Il espérait un jour de pluie mais même le climat semble se moquer de lui, aujourd’hui. Jamais le soleil n’a été si présent, la température si haute, la chaleur si forte. Il expire longuement.
— Monsieur ?
Franck quitte la fenêtre du regard et se tourne vers la porte de sa chambre. Sur le seuil, la nourrice semble mal à l’aise. Dans ses bras, Hope paraît encore plus frêle que d’habitude dans sa robe noire. La petite a le visage fermé, elle a bien compris que quelque chose ne va pas. L’homme entend à peine son employée lui dire qu’il est l’heure de partir, il n’a d’yeux que pour la seule famille qu’il lui reste.
Il marmonne un vague merci et s’approche pour récupérer son enfant. Cette dernière ne dit rien mais ses grands yeux posent plus de questions que ses lèvres. Ses cheveux sont attachés en une tresse qui lui descend sur l’épaule. Elle a le visage pâle, les traits tirés. Son père la serre très fort contre lui.
Il a longuement hésité avant de l’emmener. Un enterrement est une cérémonie difficile pour les adultes mais elle l’est d’autant plus pour les enfants. Pourtant, après la mort brutale de Sasha, Franck a décidé de ne rien lui cacher. Il ne peut décemment pas la protéger si elle ignore tout du danger. Plus elle sera avertie, formée, plus elle sera prudente et en sécurité.
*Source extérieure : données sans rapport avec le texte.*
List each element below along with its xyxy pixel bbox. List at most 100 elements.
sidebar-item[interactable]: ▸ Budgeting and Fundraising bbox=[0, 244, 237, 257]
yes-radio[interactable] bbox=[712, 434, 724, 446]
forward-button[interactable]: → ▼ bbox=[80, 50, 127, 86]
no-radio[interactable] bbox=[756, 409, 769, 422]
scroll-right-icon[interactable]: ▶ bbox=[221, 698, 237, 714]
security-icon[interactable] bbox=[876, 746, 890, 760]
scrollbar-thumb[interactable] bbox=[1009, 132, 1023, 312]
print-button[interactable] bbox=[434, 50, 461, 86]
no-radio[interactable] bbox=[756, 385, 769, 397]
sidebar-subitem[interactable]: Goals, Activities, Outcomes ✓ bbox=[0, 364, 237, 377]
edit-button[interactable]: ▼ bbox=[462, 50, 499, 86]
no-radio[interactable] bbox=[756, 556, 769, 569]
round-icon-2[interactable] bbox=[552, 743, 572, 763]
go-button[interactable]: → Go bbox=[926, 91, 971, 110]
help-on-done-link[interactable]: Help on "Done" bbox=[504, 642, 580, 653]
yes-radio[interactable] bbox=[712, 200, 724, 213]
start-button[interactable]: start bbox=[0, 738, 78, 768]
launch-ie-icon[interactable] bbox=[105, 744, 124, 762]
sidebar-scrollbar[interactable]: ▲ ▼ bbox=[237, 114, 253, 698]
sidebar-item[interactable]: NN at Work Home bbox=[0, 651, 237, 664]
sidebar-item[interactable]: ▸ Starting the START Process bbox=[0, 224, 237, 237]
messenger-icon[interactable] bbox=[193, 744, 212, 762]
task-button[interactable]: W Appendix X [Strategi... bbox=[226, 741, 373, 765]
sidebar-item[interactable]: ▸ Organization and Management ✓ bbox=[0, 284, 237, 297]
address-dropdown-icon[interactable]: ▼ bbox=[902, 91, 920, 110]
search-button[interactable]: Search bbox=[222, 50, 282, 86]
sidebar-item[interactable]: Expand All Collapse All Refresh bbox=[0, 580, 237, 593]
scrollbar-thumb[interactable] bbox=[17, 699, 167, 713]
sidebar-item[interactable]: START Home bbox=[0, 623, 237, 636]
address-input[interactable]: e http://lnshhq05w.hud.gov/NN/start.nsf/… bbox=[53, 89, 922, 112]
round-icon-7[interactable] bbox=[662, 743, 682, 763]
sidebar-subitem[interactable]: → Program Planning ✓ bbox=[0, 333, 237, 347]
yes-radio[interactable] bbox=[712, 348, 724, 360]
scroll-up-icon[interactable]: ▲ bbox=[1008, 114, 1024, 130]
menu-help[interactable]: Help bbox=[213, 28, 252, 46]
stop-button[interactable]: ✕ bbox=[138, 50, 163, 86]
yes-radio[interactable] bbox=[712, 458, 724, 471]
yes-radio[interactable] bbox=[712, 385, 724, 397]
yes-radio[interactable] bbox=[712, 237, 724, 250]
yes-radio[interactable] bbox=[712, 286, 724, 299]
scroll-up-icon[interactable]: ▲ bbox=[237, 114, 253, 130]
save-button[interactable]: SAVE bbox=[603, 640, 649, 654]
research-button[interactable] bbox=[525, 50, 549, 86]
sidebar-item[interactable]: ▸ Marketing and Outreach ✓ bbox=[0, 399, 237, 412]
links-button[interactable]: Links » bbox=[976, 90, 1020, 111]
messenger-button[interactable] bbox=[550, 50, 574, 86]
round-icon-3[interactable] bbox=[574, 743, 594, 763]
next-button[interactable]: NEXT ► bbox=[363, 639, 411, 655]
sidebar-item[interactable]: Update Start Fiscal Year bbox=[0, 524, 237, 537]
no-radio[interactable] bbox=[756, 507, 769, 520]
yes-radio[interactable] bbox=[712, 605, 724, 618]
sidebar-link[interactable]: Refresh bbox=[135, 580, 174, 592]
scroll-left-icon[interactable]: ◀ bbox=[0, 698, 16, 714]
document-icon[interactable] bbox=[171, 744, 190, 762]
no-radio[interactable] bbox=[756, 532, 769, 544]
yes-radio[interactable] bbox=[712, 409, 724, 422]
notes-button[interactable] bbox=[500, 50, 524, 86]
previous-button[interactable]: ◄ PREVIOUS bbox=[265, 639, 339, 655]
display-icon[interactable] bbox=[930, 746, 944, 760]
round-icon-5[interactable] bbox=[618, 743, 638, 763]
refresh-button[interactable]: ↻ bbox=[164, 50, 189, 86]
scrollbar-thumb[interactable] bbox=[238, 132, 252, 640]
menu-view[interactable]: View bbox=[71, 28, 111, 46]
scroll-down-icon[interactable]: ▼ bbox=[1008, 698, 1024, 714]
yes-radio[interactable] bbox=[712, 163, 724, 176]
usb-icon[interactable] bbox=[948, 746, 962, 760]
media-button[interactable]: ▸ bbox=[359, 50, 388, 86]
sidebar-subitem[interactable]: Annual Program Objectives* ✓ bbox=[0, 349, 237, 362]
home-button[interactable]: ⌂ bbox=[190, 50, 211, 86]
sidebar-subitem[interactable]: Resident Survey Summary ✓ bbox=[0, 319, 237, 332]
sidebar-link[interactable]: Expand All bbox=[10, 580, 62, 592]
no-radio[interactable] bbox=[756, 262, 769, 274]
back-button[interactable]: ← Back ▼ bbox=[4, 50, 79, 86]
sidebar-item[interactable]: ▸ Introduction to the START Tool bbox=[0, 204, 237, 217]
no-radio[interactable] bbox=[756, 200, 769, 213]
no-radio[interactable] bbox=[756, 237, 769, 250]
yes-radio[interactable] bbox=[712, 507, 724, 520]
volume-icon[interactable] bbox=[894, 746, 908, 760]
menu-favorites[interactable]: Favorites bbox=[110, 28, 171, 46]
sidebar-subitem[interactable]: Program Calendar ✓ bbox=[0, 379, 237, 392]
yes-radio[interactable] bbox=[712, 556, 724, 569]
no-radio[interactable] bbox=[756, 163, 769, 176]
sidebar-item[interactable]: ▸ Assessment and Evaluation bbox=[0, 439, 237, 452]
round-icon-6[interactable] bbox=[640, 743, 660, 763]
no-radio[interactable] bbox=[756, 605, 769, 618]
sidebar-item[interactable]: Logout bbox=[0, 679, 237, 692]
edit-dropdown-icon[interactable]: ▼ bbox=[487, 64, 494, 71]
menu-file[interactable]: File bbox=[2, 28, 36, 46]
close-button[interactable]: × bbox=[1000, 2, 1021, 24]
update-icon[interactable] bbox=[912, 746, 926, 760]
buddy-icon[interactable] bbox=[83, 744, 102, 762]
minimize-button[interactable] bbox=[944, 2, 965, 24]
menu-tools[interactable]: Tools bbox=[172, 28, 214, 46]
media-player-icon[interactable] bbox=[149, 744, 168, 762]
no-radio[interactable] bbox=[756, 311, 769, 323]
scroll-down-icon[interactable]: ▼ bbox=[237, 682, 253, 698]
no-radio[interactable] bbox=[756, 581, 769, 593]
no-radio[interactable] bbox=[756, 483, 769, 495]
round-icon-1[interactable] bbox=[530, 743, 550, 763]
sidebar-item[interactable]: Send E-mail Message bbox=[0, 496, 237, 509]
Après la cérémonie, la marche jusqu’à l’emplacement réservé à sa femme se fait sous un soleil de plomb. Ils sont peu nombreux à s’être déplacés. Franck et Hope, bien sûr, accompagnés de quelques collègues de travail de Sasha. Le couple n’a plus de famille depuis longtemps et Franck se sent plus seul que jamais. Comment va-t-il pouvoir gérer la mort de la seule personne qui l’a toujours accompagné, soutenu ? D’un coup, cette tâche lui semble bien trop lourde. Et il y a Hope.
La petite fille marche à côté de lui, sa main potelée dans la sienne. Elle n’a toujours pas parlé. Il lui a expliqué, quelques jours plus tôt, les raisons de la mort de sa mère. Depuis, il n’ignore pas que l’enfant se pose des questions. Des milliers de questions, même, mais il les fuit pour l’instant. Il lui répondra plus tard, quand il sera capable de passer toute une journée sans pleurer. Hope ne doit pas voir les larmes sur le visage de son père. La faiblesse est exclue.

L’air sent la terre fraîchement retournée et la fragrance des platanes environnants. Debout devant le trou béant, père et fille se tiennent immobiles. Tous les deux ont les joues sèches et le regard vide. Et puis, une voix fluette brise le silence.
— Pourquoi maman n’est plus là ?
Franck prend quelques secondes avant de répondre. Il a besoin de garder un visage impassible.
— Je te l’ai expliqué, Hope. Maman était malade.
— Elle ne reviendra jamais ?
Il baisse la tête vers la fillette. Elle-même a levé la sienne vers lui, attendant une réponse avec un sérieux tel qu’il en reste sans voix pendant un court moment.
— Non, ma chérie.
Sa voix tremble, il se racle la gorge. A sa gauche, Hope tend les bras vers lui. Il se penche pour pouvoir la hisser. Elle sent la lavande, odeur de la lessive qui imprègne encore sa robe neuve. Elle est beaucoup trop jeune pour ça, il aurait tant voulu que cela n’arrive pas si vite.
Hope pose sa tête contre l’épaule de son père, ses petits bras sont passés autour de son cou.
— Papa, est-ce que je vais mourir moi aussi ?
C’est plus qu’il ne peut le supporter. Franck la serre contre lui et enfouit son nez dans ses cheveux bruns. Maintenant que Sasha n’est plus là, tout son amour s’est reporté sur Hope et l’idée même de la perdre à son tour lui est intolérable.
— Ne t’inquiète pas, lui souffle-t-il à l’oreille. Je ferais tout pour que cela ne t’arrive jamais.